24. oct., 2019

Pages intimes (193)

 

Comment aider autrui tout en s'aidant soi-même dans un monde devenu, plus que jamais,  lugubre et absurde ?  Donner la moindre pièce à un quêteur, un mendiant, un nécessiteux, ou leur faire cadeau d'un sourire, ou seulement d'une onde psychique favorable, voilà un moyen simple de changer le monde. Faire l'aumône, c'est se rendre heureux soi-même. Celui qui la reçoit apporte ainsi un secours imprévu à celui qui croit secourir à sens unique ; le don est un acte de réciprocité.
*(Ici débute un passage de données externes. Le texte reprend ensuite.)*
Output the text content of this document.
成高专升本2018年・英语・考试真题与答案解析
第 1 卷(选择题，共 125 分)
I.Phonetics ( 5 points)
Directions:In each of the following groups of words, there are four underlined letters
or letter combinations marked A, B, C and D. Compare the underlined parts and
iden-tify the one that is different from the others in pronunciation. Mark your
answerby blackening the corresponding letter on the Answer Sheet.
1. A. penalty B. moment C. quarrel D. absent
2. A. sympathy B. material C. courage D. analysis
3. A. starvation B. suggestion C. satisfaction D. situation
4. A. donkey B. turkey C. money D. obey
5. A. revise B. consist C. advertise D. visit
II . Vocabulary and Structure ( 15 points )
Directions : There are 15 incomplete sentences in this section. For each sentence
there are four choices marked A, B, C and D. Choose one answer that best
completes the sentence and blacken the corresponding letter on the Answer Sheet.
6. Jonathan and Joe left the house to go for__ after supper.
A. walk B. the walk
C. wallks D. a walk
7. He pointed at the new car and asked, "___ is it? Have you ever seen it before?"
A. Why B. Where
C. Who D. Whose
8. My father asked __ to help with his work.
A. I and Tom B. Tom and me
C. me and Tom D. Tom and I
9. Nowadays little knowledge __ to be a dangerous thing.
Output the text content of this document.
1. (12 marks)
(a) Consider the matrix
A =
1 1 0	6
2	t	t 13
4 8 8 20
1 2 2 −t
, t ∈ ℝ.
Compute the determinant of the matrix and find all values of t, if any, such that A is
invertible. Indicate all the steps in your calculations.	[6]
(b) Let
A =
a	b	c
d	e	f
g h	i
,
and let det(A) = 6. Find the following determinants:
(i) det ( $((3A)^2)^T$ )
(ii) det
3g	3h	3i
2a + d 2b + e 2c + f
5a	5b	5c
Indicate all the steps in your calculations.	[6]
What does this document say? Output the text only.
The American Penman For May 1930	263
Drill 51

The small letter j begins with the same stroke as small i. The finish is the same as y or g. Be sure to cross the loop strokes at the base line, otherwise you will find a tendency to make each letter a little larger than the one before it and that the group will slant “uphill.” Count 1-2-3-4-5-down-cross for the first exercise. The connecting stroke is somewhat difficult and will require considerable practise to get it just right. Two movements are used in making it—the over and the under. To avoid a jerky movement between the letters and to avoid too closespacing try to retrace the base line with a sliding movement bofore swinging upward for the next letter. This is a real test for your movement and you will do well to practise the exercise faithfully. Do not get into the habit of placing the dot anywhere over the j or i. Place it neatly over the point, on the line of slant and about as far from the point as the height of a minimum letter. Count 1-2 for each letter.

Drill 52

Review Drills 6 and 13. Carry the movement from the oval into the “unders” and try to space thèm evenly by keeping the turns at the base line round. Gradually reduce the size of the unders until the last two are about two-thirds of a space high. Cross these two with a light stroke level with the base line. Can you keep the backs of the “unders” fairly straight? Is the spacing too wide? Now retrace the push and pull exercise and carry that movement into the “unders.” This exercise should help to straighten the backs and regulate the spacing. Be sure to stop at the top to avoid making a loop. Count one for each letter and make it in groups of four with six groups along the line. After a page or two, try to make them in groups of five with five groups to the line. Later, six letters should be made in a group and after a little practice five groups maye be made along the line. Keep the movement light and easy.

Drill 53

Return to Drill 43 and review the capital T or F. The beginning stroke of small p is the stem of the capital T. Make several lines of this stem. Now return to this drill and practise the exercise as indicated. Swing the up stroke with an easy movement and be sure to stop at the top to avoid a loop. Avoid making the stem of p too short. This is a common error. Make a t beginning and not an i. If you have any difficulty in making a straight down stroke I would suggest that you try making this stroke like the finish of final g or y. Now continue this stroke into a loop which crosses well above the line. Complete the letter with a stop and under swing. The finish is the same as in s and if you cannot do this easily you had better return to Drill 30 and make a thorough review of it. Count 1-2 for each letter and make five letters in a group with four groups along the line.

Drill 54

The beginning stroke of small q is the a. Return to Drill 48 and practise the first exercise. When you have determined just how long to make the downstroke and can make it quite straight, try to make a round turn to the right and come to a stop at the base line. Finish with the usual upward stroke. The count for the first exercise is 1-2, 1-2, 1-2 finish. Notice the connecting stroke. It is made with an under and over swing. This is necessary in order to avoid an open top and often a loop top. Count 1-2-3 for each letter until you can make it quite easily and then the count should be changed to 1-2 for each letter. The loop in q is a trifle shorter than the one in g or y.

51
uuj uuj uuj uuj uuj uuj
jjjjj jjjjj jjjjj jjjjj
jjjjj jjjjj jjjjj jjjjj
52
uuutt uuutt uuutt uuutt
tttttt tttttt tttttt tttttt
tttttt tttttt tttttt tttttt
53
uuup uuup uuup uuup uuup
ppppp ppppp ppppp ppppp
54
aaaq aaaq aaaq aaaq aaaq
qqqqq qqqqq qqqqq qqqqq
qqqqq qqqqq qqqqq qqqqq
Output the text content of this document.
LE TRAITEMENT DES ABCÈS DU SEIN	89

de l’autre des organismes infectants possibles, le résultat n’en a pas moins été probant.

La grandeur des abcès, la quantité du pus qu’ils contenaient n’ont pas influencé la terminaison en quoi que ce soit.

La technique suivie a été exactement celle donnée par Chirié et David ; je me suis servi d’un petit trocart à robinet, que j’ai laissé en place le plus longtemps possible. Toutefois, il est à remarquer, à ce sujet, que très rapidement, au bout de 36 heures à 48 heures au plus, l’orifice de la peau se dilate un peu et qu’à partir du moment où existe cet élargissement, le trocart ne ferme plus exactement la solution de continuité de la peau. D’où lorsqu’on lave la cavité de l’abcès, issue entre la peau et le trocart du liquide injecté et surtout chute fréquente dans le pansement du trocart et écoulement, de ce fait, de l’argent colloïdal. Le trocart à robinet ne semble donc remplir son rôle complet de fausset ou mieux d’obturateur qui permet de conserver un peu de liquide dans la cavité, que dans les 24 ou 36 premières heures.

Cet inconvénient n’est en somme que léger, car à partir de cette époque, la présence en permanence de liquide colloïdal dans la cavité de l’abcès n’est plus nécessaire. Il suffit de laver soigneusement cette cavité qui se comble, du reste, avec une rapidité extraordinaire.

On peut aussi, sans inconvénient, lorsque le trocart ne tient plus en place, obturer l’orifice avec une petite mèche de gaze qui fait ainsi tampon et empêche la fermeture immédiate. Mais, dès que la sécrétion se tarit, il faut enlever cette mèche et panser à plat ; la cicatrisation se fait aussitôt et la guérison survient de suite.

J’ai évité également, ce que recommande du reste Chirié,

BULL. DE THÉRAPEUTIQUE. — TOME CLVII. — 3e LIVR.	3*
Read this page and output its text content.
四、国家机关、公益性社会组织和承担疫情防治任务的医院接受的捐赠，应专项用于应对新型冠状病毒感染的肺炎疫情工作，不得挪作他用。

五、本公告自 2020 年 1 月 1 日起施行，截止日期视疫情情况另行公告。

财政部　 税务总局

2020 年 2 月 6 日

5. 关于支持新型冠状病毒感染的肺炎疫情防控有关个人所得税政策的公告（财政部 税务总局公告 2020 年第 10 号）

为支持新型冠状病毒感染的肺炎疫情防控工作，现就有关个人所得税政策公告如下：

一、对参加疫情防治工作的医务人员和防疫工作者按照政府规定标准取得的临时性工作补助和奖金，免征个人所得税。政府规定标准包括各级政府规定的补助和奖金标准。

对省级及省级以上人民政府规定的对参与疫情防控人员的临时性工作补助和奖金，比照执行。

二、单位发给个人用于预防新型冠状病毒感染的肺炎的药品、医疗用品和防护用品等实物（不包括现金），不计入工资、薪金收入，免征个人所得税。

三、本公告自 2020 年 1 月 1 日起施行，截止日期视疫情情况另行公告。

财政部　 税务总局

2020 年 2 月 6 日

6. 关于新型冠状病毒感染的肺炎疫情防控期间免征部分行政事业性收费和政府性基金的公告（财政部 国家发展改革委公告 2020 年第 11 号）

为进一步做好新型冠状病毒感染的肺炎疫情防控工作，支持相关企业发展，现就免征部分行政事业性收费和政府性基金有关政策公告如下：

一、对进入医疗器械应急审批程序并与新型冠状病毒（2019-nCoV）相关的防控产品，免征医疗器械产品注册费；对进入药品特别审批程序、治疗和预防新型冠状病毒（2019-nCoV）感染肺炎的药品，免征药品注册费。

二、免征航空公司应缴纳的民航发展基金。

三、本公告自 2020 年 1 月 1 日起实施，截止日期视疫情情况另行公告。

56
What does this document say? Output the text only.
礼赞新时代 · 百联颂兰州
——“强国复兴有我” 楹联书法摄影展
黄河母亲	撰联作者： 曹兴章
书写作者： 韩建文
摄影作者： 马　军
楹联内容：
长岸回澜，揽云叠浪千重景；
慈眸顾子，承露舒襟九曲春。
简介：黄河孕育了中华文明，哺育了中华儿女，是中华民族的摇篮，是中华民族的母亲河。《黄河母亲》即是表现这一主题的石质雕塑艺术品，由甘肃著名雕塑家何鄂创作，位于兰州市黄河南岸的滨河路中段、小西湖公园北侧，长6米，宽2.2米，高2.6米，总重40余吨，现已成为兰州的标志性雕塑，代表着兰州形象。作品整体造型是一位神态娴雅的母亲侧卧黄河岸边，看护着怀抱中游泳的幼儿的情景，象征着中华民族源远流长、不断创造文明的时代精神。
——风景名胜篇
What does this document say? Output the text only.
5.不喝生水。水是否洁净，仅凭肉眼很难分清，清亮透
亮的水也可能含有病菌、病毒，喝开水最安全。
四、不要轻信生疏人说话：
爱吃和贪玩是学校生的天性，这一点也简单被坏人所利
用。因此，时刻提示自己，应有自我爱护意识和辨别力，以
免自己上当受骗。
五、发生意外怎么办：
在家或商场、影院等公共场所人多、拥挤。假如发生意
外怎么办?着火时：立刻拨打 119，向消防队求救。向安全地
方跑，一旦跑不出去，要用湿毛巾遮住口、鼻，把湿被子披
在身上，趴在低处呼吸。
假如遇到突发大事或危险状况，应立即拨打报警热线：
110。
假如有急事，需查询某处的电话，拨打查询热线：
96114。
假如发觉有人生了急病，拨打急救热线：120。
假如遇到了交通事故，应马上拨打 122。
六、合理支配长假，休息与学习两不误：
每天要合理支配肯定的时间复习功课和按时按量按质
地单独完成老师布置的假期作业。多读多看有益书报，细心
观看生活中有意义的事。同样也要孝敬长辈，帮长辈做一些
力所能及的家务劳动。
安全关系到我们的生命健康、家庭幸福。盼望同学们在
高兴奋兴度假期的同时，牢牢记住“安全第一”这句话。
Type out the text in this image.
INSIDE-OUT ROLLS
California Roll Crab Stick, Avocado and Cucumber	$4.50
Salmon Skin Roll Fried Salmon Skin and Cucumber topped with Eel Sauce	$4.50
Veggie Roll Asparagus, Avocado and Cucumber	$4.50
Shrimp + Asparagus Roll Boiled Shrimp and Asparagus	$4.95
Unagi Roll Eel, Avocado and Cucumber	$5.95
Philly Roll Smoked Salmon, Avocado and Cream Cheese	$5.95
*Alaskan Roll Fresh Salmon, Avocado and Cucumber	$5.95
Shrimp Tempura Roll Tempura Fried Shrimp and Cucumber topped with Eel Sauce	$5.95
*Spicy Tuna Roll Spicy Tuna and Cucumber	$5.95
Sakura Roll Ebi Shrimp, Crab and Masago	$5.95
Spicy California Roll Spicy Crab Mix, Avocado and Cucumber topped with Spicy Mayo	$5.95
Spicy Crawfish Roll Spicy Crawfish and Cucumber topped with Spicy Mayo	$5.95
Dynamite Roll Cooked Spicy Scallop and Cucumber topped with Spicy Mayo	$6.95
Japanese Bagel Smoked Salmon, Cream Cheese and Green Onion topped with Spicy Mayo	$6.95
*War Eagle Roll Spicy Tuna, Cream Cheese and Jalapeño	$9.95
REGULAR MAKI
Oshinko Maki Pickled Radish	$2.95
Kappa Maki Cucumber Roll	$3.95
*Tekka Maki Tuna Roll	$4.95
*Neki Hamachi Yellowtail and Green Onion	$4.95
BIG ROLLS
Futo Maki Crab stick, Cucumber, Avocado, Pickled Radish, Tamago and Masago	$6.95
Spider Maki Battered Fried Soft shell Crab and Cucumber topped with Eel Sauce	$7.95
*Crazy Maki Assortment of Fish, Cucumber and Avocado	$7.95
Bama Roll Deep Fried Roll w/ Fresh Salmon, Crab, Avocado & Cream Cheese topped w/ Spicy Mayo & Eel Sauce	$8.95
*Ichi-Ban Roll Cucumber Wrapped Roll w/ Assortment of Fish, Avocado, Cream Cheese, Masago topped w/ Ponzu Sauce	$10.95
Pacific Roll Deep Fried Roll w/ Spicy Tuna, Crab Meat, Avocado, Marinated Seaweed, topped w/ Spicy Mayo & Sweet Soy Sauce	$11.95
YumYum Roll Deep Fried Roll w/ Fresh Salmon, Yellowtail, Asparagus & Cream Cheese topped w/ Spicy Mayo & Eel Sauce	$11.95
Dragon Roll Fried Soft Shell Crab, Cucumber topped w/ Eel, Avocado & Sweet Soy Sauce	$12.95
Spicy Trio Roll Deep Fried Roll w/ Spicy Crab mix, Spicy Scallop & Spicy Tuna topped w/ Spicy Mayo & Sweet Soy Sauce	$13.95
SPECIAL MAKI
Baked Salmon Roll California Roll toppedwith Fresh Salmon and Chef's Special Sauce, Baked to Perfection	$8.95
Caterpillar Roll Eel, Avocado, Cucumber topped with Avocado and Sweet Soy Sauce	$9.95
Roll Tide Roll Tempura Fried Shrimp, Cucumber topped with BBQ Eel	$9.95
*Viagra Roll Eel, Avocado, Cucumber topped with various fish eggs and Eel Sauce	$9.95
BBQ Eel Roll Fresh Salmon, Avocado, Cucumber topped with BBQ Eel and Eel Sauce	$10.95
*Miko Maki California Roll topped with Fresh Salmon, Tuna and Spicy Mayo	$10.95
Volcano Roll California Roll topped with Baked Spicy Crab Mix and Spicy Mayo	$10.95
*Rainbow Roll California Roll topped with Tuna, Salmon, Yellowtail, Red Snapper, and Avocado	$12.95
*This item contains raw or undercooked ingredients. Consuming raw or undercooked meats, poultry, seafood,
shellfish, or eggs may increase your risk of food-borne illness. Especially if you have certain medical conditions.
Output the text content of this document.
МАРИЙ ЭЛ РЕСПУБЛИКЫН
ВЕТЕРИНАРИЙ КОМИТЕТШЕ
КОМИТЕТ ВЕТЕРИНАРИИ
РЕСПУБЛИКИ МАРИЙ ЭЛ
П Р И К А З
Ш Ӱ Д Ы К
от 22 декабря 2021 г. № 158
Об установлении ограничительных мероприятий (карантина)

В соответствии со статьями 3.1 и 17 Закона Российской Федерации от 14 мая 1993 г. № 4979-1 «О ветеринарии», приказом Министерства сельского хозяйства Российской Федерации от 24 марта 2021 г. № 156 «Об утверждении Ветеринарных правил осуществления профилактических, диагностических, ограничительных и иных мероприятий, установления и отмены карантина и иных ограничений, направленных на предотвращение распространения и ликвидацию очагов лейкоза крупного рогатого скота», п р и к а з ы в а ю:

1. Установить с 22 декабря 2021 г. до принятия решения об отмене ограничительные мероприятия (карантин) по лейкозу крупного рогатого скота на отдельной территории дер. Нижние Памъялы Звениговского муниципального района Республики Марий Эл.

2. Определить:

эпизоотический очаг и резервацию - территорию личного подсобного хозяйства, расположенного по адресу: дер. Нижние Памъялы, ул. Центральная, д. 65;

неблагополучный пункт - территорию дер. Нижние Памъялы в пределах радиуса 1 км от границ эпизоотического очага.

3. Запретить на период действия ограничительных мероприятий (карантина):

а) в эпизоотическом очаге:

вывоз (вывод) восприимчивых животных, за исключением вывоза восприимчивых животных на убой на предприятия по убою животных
L'écrivain polonais Marek Hłasko (1934-1969), malgré ses insuccès et ses échecs, ou à cause d'eux, se fit une haute conception de la littérature, en tant qu'entreprise de dévoilement le plus  intime possible de soi. Les grands écrivains, et même certains parmi les petits et les moyens, se livrent totalement dans leurs oeuvres. Leur soif et leur faim de fraternité et d'amour les poussent à se donner, se sacrifier avec sincérité, au rebours de ceux qui ne cherchent qu' à se protéger, fortifier leur égoïsme,  ou  empoisonner autrui.  Le ton d'un discours ou d'un écrit se manifeste d'emblée  de lui-même. D'où parle celui qui ose ainsi s'exprimer,  de quel niveau, de quel lieu ?  montagne, mont, colline, promontoire, chaire, tribune, et de quel droit ? quelle conception se fait-il de ses efforts, de son travail, de sa fonction ? Avec un peu de flair et d'expérience, ce seul critère disqualifie bien des propos.  Est-il vraiment indispensable de lire ce journal, cette revue, ce livre, d'écouter ces ondes ? telle est la question première. A une époque où tout s'imprime, tout s'exprime,  tout se dit, tout se fait sans honte, rares sont les voix ou les plumes qui réussissent à passer d'une façon satisfaisante ce test. Or il existe une philosophie ni sèche ni technique, commune à tous les grands écrivains, et aussi aux grands artistes, par-delà les différences, au-dessus de tout contraste ; ils ont un grand coeur et ne s'épargnent pas.  

Il me faut lever une ambiguïté qui m'est apparue après réflexion dans un second temps, puisque se publier, s'éditer rapidement soi-même est un risque ( voir mon petit article passé, deux ou trois ans plus tôt, sur le thème : avantages et désavantages d'écrire un blog)  A l"intention des personnes qui me connaissent de près, il me faut dire que la page précédente était une libre improvisation., une fantaisie, certes parlante, mais n'indiquant pas quelque aventure ou bonne fortune de plus : car il y a beau temps que j'ai fait le deuil du ventre. Et j'enjoins quiconque, comme Hugo,  à s'engager dans cette voie qui, pour notre époque, est à contre-courant. parce que  le raisonnable et le déraisonnable sont de nos jours inversés. Et pour qui en est curieux, ma vie saignante entière se trouve dans mes écrits : romans, journaux de voyage, carnets de bord.